Is my right hon. Friend aware that conditions at the camp were so intolerable that the men, however much they may have wanted to conform to military discipline in regard to dress and bearing, found it impossible to do so, and will he bear that in mind?

Mr. Bellenger

I have already admitted in my statement that conditions in the camp were far from ideal, but under no conditions can mutiny be excused.

Captain Bullock

Can the Minister make any statement as to the conditions in the prison in which these men are serving their sentences? Are they better than those in the previous camp in which they were?

Mr. Bellenger

They are not serving their sentences in prison. At the present time they are in a tented camp, but under fairly reasonable conditions.

Captain Bullock

I thought I said prison camp.

Mr. S. Silverman

Would my right hon. Friend explain an apparent inconsistency in his original statement? He said he was awaiting a report from the Judge Advocate General as to the legality of the proceedings; yet, before saying that, he said there could be no doubt whatever that these men were rightly convicted. Is there not inconsistency there?

Mr. Bellenger

I think my hon. Friend did not hear my sentence aright. I said I had no doubt that these men were rightly charged with this offence.

Mr. Stephen

Would not the right hon. Gentleman have acted in the same way as these men in these intolerable conditions?

Mr. Bellenger

I am very glad the hon. Gentleman has put that question to me. I served in the first world war, at times probably under worse conditions than these, and I say, with full cognisance of those facts and the fact that I was a soldier in the ranks, that mutiny cannot be excused.

Brigadier Low

Will the right hon. Gentleman say two things?
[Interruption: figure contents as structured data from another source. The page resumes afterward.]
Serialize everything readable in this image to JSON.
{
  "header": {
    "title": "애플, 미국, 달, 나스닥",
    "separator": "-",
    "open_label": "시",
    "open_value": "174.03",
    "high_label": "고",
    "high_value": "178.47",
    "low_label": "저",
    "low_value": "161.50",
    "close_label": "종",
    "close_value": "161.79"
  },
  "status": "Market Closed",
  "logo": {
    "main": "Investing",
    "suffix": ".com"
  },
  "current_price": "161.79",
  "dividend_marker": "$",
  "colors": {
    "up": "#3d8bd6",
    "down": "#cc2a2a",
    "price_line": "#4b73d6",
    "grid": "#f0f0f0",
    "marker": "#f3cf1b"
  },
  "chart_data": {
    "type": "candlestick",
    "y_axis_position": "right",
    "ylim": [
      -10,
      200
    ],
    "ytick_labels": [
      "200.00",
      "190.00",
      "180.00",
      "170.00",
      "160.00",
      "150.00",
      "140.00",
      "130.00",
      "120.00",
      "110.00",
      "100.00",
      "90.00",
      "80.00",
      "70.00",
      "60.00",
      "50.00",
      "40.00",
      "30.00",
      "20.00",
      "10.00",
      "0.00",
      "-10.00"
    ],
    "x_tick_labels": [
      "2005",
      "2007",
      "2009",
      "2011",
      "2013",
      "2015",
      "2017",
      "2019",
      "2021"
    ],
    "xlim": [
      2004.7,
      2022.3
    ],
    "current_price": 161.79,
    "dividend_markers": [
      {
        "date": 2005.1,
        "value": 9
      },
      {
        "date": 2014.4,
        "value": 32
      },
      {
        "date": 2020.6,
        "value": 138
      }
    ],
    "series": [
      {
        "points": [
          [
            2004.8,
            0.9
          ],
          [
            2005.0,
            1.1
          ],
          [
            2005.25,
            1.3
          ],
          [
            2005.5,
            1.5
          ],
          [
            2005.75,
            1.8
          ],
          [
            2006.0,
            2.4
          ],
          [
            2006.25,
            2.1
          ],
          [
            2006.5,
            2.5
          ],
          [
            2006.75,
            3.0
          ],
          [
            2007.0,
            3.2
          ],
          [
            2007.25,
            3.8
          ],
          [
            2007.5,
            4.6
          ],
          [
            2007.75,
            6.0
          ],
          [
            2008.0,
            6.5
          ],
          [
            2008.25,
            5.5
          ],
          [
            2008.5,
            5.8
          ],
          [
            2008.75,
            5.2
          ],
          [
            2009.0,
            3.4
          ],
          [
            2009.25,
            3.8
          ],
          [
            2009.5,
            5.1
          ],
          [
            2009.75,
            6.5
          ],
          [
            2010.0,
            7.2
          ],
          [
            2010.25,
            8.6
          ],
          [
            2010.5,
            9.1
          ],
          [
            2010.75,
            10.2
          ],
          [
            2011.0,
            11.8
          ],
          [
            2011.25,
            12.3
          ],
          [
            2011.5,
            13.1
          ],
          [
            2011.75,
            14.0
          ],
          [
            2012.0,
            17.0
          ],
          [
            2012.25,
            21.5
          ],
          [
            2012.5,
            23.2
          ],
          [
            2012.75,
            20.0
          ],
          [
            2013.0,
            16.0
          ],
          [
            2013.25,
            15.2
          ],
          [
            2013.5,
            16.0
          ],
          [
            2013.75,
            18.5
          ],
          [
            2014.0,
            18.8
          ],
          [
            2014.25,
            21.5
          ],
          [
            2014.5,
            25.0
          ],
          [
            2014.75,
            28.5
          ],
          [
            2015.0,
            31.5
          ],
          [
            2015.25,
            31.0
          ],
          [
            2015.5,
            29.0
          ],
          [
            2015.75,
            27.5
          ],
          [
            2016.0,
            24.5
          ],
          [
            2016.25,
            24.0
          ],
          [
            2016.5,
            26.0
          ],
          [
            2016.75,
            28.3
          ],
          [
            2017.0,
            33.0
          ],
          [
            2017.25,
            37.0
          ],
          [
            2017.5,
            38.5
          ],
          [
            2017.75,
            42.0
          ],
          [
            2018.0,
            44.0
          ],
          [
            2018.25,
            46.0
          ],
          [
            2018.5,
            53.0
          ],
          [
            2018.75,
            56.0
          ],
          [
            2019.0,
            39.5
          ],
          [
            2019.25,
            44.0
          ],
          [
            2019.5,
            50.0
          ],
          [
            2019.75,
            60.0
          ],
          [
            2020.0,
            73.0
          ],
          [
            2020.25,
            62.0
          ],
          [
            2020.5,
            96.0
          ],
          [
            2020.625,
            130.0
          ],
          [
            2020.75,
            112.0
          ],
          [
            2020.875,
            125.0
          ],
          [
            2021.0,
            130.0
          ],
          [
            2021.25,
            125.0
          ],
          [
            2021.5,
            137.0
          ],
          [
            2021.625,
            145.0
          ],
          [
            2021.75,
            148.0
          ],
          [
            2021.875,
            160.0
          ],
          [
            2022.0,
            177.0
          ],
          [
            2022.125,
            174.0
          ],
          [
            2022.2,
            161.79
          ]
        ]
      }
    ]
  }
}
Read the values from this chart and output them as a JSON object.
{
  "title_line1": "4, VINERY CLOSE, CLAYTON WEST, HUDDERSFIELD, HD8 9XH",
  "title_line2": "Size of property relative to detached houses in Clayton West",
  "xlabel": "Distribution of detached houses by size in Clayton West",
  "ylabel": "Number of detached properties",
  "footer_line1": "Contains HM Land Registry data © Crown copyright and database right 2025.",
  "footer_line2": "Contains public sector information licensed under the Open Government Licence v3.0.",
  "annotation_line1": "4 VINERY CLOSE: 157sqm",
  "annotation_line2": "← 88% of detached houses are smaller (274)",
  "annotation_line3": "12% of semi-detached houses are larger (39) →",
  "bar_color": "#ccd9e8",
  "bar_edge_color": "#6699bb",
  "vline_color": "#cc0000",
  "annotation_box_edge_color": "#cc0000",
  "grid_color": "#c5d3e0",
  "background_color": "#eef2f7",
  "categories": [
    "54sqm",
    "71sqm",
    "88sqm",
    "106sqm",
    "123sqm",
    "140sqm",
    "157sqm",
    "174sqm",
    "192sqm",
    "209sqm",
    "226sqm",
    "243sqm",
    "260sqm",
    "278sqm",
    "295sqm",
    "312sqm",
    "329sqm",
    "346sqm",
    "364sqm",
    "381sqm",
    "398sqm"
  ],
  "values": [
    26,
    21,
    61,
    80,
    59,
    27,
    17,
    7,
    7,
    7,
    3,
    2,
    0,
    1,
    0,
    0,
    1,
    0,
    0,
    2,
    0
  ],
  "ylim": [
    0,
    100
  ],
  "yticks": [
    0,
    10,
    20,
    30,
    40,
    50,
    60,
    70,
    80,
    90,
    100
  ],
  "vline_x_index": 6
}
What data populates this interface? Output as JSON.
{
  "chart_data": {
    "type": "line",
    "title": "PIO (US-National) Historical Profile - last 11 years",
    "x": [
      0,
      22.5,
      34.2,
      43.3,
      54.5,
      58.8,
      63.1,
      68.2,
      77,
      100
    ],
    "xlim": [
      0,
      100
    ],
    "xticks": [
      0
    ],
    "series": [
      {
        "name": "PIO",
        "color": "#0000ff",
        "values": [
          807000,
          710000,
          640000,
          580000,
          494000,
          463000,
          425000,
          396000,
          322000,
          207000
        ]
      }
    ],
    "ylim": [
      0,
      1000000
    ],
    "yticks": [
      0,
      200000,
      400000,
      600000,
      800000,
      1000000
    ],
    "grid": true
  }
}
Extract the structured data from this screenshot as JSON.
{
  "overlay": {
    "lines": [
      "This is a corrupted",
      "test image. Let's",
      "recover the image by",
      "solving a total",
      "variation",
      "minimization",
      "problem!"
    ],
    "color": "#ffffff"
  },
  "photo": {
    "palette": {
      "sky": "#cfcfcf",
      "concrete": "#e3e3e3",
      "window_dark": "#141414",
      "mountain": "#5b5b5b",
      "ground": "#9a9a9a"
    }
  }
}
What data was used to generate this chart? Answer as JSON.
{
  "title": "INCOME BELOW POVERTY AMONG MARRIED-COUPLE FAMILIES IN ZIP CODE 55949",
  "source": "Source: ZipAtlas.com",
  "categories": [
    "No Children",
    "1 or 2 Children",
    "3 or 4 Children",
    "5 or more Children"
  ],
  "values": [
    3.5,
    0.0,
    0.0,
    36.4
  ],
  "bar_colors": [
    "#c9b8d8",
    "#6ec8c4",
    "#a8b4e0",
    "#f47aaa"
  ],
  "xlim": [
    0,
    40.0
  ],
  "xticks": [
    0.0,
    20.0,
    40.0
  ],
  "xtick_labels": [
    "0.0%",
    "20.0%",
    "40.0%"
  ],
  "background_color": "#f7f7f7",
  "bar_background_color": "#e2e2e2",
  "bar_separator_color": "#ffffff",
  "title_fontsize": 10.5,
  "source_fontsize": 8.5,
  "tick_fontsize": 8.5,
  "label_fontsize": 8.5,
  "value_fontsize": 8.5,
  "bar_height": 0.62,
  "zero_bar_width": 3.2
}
How many men, other than the 258, were there in this battalion; and of the 243 how many belonged to the group of 120 which had only just arrived in that theatre?

Mr. Bellenger

No, Sir, I cannot give that information without a Question being put down. Not all the men refused to obey the order. These are the men who did.

Mr. Yates

My right hon. Friend has referred to the fact that in regard to war conditions his experience has been very much worse. Is he not aware that we are now in times of peace?

Hon. Members: Are we?

Mr. Yates

I would like to ask my right hon. Friend whether, in the course of his statement, he will assure the House of the steps he proposes to take to prevent a repetition of these disgraceful conditions in times of peace?

Mr. Bellenger

It is true that we are in times of peace, although I regret to say that overseas, and particularly in these parts, the conditions relating to peace bear no relation to the much better conditions at home and in certain commands nearer home. I am doing what I can to improve those conditions.

Major Poole

Will the Minister give the House an assurance that in no circumstances will these men be taken to India to serve their sentences, but that, if any sentences remain to be served, the men will be brought to this country to serve them?

Mr. Bellenger

I would ask my hon. and gallant Friend not to press a question like that, because the matter is more or less sub judice. I am awaiting legal advice from the Judge Advocate General.

Several Hon. Members


Mr. Speaker

I would remind the House that a further statement has to be made, and further questions may prejudice the matter which is under consideration. I suggest we had better now proceed to the Orders of the Day.